Cognitive Rehabilitation Therapy
Cognitive Rehabilitation Therapy is the process of mentally redeveloping the cognitive skills and function lost due to brain injury. These skills include intellectual performance, problem solving, attention deficits, memory and language difficulties. The key measure of CRT is the patient’s level of cognitive function. If the patient cannot relearn the lost skills, then the therapists teaches compensatory strategies. These strategies can literally be anything that helps the patient redevelop and maintain their independence. For example, a patient with short term memory problems could learn to set an alarm on his phone to remind him to take his medication.
Basic Cognitive Rehabilitation Therapy (CRT) included four components:
1) Assessment, education and awareness development of cognitive strengths and weaknesses, 2) skill development concentrating on resolving defined cognitive deficits, 3) compensatory strategy training and 4) functional activities that involve applying the first three components of CRT to everyday life.
At Life Skills Village, our therapists assess and treat patients’ cognitive skills by focusing BOTH on building upon the patient’s strengths while strategically shoring up their weaknesses. But what if a patient has a deficit that cannot be rebuilt? This is where the therapist’s list of compensatory strategies comes in – for every deficit, there is at least one compensatory strategy. A patient experiencing difficulties with short-term memory will have several strategies for them to try: there are many smart phone apps to help organize schedules and act as a reminder for events. Patients can develop the habit of taking notes in doctor’s appointments. They might keep a calendar on their refrigerator at home to know where they are scheduled to be on any particular day. Even maintaining a simple “thought” journal can aid patients in tracking their emotions in relation to daily events.
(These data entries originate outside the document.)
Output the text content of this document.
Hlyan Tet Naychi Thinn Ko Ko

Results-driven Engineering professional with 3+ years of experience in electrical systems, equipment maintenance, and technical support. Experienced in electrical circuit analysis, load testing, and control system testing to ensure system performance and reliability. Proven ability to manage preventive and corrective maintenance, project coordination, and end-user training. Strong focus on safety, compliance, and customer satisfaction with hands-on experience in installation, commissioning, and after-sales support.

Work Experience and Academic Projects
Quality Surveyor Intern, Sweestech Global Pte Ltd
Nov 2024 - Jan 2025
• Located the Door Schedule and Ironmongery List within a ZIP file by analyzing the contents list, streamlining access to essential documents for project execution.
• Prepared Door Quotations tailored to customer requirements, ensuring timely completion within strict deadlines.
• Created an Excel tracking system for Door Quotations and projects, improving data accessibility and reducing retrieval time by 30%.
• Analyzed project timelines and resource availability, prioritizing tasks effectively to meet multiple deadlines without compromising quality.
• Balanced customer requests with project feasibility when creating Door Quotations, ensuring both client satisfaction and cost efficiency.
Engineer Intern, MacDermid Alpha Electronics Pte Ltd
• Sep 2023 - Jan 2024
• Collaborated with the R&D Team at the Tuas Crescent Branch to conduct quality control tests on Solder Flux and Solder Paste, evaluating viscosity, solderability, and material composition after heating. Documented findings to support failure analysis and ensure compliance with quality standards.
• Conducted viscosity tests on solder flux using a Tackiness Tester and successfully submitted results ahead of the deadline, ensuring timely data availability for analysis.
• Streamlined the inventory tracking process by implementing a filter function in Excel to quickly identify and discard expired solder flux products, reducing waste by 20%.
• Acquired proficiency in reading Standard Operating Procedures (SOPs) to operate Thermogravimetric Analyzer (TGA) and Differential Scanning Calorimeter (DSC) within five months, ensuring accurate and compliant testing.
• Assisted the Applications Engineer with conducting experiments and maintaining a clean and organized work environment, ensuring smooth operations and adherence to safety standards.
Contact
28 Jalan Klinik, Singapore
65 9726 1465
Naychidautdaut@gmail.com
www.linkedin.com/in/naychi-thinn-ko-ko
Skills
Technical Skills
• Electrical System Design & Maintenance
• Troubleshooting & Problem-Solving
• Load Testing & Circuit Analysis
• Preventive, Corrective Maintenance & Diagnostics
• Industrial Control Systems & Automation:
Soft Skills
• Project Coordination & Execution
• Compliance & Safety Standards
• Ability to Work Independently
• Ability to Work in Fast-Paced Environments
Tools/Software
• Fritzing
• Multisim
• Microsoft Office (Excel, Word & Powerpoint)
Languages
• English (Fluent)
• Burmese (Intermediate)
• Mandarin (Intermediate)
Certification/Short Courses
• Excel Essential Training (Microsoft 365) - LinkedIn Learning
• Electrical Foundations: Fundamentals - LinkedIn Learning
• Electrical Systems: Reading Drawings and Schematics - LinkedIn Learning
Although both Cognitive Behavioral Therapy and Cognitive Rehabilitation Therapy maintain a focus on cognition, they are distinct therapies designed to address specific cognitive concerns. Cognitive Behavioral Therapy is used to treat mental conditions such as anxiety or depression by focusing on an emotional or behavioral issue. The goal is to change a patient’s perception in order to decrease self-defeating behaviors, improve their mood and develop healthy thought patters. Cognitive Rehabilitation Therapy employs a broad range of cognition-based therapies to assist patients with cognitive deficits, such as memory, attention and executive function. The goal is to improve cognitive function and processes. Using these and a myriad of other therapies, Life Skills Village facilitates independence and a return to normal life for our clients after their injuries.
[REVIEW] A review of postoperative cognitive dysfunction: Diagnostic and rehabilitation – Full Text PDF
Postoperative cognitive dysfunction is a very common event after cardiac surgery, especially in elder patients and with lower education levels. The prevention of POCD should be done using a few simple features before surgery and during surgery, such as corticosteroids before surgery to reduce inflammation of the brain, which affect cognition. When possible, the anesthetic technique must be performed using the bispectral index (BIS) for controlling the length and depth of surgical anesthesia. The use of anesthetics that cause less damage in cognition in relation to other drugs that are already established as POCD trigger can also be the best way. The use of imaging tests that facilitate the research of cognitive disorders such as the use of structural and functional MRI or EEG for the accuracy of the survey brain region affected and that affected functions are good resources for cognitive rehabilitation. The cognitive rehabilitation techniques are very diversified as the use of digital games and activities that stimulate neuropsychological functions. The use of direct electrical current stimulation (tDCS) or of other electrical stimulation techniques can help the patient on rehabilitation of cognitive functions during the postoperative period.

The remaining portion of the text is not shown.